I biomateriali, o materiali per la bioedilizia, sono prima di tutto sostanze biodegradabili presenti in natura e lavorate il meno possibile. Essi devono tendere ad un “impatto zero”, richiedendo per la fabbricazione e per il successivo smaltimento un consumo di energia che sia il più ridotto possibile, generando, così, una produzione di rifiuti contenuta. Per classificare un materiale come biodegradabile, bisogna tenere conto di tutto il suo ciclo di vita e delle possibili ricadute che ogni fase può determinare sull’ambiente.

 

 

La biodegradabilità, ovvero la proprietà di essere decomposti grazie a batteri saprofiti, è propria sia delle sostanze organiche, che di alcuni composti sintetici. Ad esempio, anche molti materiali non rinnovabili possono essere considerati sostenibili, purché abbiano un processo produttivo efficiente dal punto di vista energetico, con basse emissioni inquinanti e una durata superiore a quella delle loro alternative rinnovabili.

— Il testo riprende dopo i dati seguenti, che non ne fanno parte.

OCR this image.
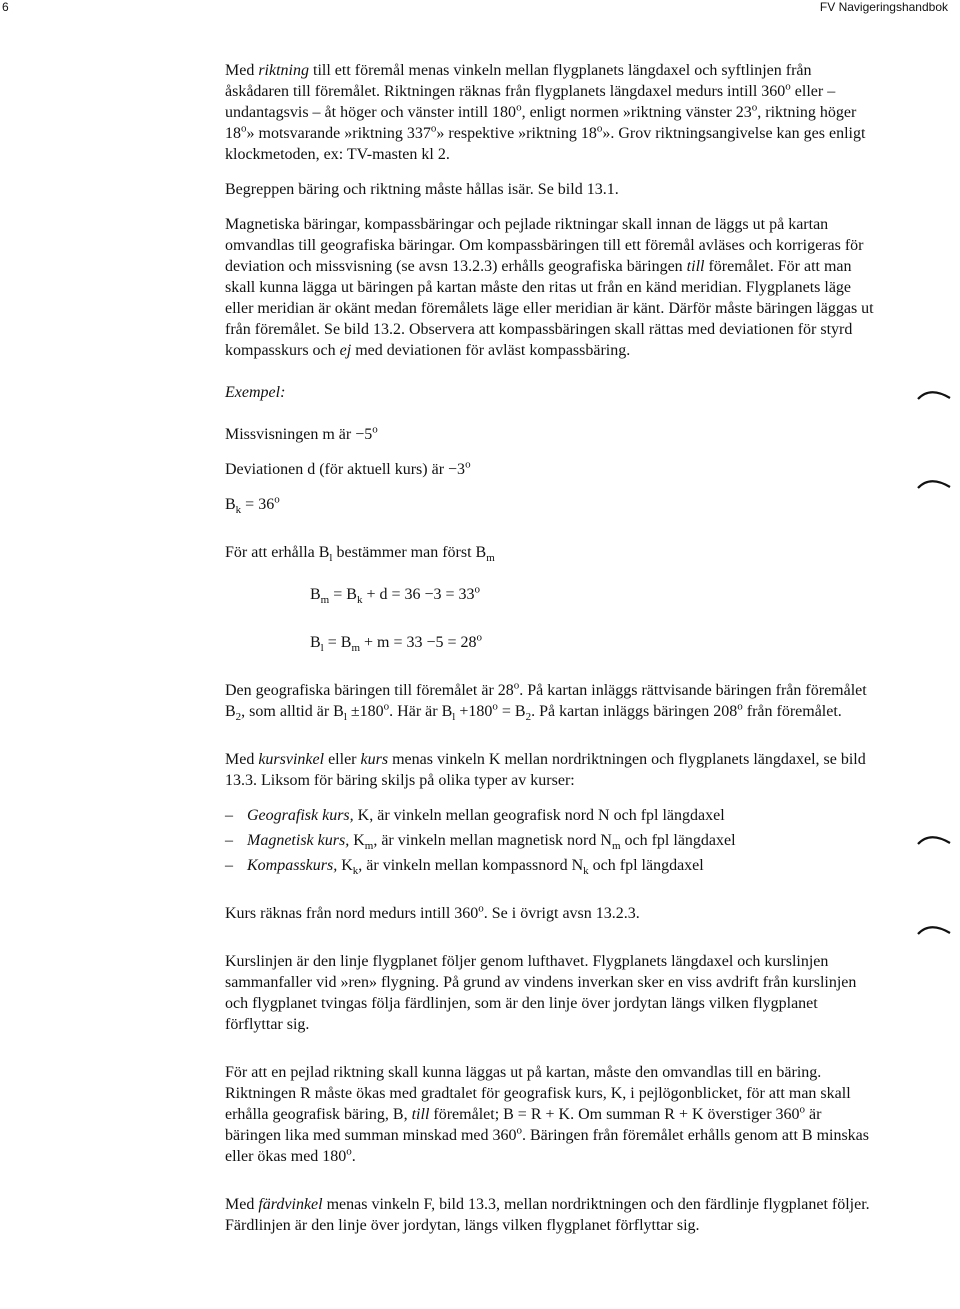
6	FV Navigeringshandbok

Med riktning till ett föremål menas vinkeln mellan flygplanets längdaxel och syftlinjen från åskådaren till föremålet. Riktningen räknas från flygplanets längdaxel medurs intill 360$^o$ eller – undantagsvis – åt höger och vänster intill 180$^o$, enligt normen »riktning vänster 23$^o$, riktning höger 18$^o$» motsvarande »riktning 337$^o$» respektive »riktning 18$^o$». Grov riktningsangivelse kan ges enligt klockmetoden, ex: TV-masten kl 2.

Begreppen bäring och riktning måste hållas isär. Se bild 13.1.

Magnetiska bäringar, kompassbäringar och pejlade riktningar skall innan de läggs ut på kartan omvandlas till geografiska bäringar. Om kompassbäringen till ett föremål avläses och korrigeras för deviation och missvisning (se avsn 13.2.3) erhålls geografiska bäringen till föremålet. För att man skall kunna lägga ut bäringen på kartan måste den ritas ut från en känd meridian. Flygplanets läge eller meridian är okänt medan föremålets läge eller meridian är känt. Därför måste bäringen läggas ut från föremålet. Se bild 13.2. Observera att kompassbäringen skall rättas med deviationen för styrd kompasskurs och ej med deviationen för avläst kompassbäring.

Exempel:

Missvisningen m är $-5^o$

Deviationen d (för aktuell kurs) är $-3^o$

$B_k = 36^o$

För att erhålla $B_l$ bestämmer man först $B_m$

$B_m = B_k + d = 36 -3 = 33^o$

$B_l = B_m + m = 33 -5 = 28^o$

Den geografiska bäringen till föremålet är 28$^o$. På kartan inläggs rättvisande bäringen från föremålet $B_2$, som alltid är $B_l \pm 180^o$. Här är $B_l +180^o = B_2$. På kartan inläggs bäringen 208$^o$ från föremålet.

Med kursvinkel eller kurs menas vinkeln K mellan nordriktningen och flygplanets längdaxel, se bild 13.3. Liksom för bäring skiljs på olika typer av kurser:

– Geografisk kurs, K, är vinkeln mellan geografisk nord N och fpl längdaxel
– Magnetisk kurs, $K_m$, är vinkeln mellan magnetisk nord $N_m$ och fpl längdaxel
– Kompasskurs, $K_k$, är vinkeln mellan kompassnord $N_k$ och fpl längdaxel

Kurs räknas från nord medurs intill 360$^o$. Se i övrigt avsn 13.2.3.

Kurslinjen är den linje flygplanet följer genom lufthavet. Flygplanets längdaxel och kurslinjen sammanfaller vid »ren» flygning. På grund av vindens inverkan sker en viss avdrift från kurslinjen och flygplanet tvingas följa färdlinjen, som är den linje över jordytan längs vilken flygplanet förflyttar sig.

För att en pejlad riktning skall kunna läggas ut på kartan, måste den omvandlas till en bäring. Riktningen R måste ökas med gradtalet för geografisk kurs, K, i pejlögonblicket, för att man skall erhålla geografisk bäring, B, till föremålet; B = R + K. Om summan R + K överstiger 360$^o$ är bäringen lika med summan minskad med 360$^o$. Bäringen från föremålet erhålls genom att B minskas eller ökas med 180$^o$.

Med färdvinkel menas vinkeln F, bild 13.3, mellan nordriktningen och den färdlinje flygplanet följer. Färdlinjen är den linje över jordytan, längs vilken flygplanet förflyttar sig.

Tutti i composti organici naturali, come la carta, sono facilmente decomponibili, mentre tutti i prodotti sintetici moderni (esclusi quelli speciali, come la bioplastica) non possono essere decomposti dalla natura, poiché nessun batterio è capace di elaborare un enzima che semplifichi il materiale: il materiale, non verrà, quindi, assorbito dal terreno, restando identico nel tempo, contaminando l’ambiente e producendo spesso sostanze altamente nocive per la salute di persone e animali.

 

 

Principalmente, sono tre i requisiti per classificare un materiale come sostenibile: processi produttivi energeticamente efficienti e con ridotte emissioni inquinanti; inesistenza di emissioni nocive negli ambienti domestici dopo la messa in opera; lunga durata ed elevata riciclabilità al momento dello smaltimento. La bioedilizia privilegia la “vicinanza” e la facile reperibilità del materiale, in modo da ridurre i costi e l’inquinamento dovuto ai mezzi per il trasporto. Fattore altrettanto importante è la presenza di sostanze tossiche, ad esempio tinture e colle. Infine, i materiali sostenibili da scegliere dovranno avere qualità di coibentazione, igroscopicità (proprietà di assorbire l’acqua), isolamento e accumulo del calore.

 

 

I biomateriali più utilizzati sono: il legno, ottimo per l’isolamento termico, acustico, e per la sua elasticità, flessibilità e resistenza; la fibra di cellulosa, ottenuta dal riciclo e dalla trasformazione della carta, con buone capacità coibentanti e isolanti; i laterizi, costituiti da un impasto di argilla, sabbia e acqua, per la costruzione di elementi strutturali e tamponature (la scelta deve cadere su prodotti con argille la cui radioattività sia inferiore ai limiti prefissati); i blocchi cassero in legno cemento, utili per la costruzione di murature portanti; i blocchi in calcestruzzo e argilla espansa, per la costruzione di parti strutturali, con buone caratteristiche meccaniche, di isolamento termico e acustico, resistenza all’acqua, al fuoco, facilità ed economicità di posa in opera; il sughero, con ottime qualità isolanti, idrorepellente, atossico, traspirante, ininfiammabile, anallergico, resistente all’azione degli insetti e dei roditori, biologicamente puro e durevole nel tempo.